Under this bill, immigrants would be denied essential preventive services, like vaccinations, that are designed to keep us ALL safe.  During potentially dangerous outbreaks, it is in the interest of the general public to make sure that prevention and treatment are available to everyone.  By excluding undocumented immigrants from this type of care, HB 1383 seriously endangers the public health.
 
Third, HB 1383 will undermine public safety in Indiana.
 
This bill would require already overburdened law enforcement personnel to check the immigration documents of people they come in contact with.  Many local police departments and police chiefs object to these kinds of policies because they discourage immigrant communities from having contact with police, fire departments, and other civic authorities.  When immigrants fear reporting crimes, acting as witnesses, or reporting domestic violence, the safety of the larger community is jeopardized.
 
Fourth, asking public agencies and law enforcement to detect and report the immigration status of individuals is not workable, is an inefficient use of resources, and not in the public interest.
 
This bill would force public health employees, like doctors, nurses, and emergency personnel, and law enforcement personnel to become immigration enforcers, requiring them to spend valuable time and resources checking documents rather than providing services.  Most Americans don't carry documents showing that they belong to their own country, and are likely to face delays when seeking medical care.  Similarly, legal immigrants have a variety of statuses under dozens of different visa categories.  Also, for example, some immigrants enter the country unlawfully and apply for refugee status; they receive temporary status from USCIS (United States Citizenship and Immigration Services) while their status is being reviewed.

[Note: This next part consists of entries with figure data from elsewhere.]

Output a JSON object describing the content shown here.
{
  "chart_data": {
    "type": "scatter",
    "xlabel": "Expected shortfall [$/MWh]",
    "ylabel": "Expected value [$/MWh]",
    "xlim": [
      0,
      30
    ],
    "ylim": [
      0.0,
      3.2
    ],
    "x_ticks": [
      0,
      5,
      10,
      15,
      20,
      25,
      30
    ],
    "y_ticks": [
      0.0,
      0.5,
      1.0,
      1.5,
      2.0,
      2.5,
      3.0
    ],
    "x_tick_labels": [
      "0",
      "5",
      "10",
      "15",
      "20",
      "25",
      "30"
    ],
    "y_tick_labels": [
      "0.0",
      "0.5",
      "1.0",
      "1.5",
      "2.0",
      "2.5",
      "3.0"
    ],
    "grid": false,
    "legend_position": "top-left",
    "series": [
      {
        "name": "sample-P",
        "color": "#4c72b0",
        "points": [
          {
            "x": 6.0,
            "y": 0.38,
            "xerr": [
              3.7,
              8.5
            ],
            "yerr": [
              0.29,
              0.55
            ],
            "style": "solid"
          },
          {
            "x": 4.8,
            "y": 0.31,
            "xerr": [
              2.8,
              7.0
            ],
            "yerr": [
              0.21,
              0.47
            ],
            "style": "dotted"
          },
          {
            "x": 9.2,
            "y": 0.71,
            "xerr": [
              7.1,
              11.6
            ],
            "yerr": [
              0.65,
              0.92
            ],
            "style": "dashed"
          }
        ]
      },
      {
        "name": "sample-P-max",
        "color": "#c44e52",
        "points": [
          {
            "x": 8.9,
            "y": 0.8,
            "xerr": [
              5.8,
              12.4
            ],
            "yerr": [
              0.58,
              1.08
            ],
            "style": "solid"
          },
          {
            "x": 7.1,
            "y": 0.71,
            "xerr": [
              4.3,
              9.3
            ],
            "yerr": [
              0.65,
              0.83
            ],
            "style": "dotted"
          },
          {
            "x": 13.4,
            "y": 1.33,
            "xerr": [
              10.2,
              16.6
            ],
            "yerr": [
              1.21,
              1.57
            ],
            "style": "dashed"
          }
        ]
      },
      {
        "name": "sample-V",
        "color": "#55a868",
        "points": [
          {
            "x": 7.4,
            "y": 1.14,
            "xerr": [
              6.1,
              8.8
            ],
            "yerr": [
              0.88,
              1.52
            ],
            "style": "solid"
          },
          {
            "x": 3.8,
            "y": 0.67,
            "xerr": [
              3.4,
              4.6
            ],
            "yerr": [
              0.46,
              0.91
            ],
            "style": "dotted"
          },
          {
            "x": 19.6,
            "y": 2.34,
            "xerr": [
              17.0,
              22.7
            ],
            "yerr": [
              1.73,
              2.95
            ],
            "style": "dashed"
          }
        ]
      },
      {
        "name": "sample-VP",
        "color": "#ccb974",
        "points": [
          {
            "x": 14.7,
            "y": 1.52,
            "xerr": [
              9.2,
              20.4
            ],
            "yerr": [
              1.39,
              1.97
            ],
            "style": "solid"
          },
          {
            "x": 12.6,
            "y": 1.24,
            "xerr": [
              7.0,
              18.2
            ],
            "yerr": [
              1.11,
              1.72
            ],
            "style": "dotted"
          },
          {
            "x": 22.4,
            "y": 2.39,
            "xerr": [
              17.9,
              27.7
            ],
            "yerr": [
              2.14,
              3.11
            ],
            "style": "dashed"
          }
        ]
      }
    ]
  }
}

It is unwise and unfair to expect essential medical and law enforcement personnel to implement this complex area of law.
 
Fifth, HB 1383 will result in increased discrimination and litigation.
 
It is inevitable that HB 1383 will encourage law enforcement to treat persons who "look" Hispanic or otherwise "immigrant" differently from others. Undoubtedly, mistakes will be made and the end result would be a perpetuation of the problem of racial profiling, and an increased amount of costly litigation filed against government officials on behalf of the victims.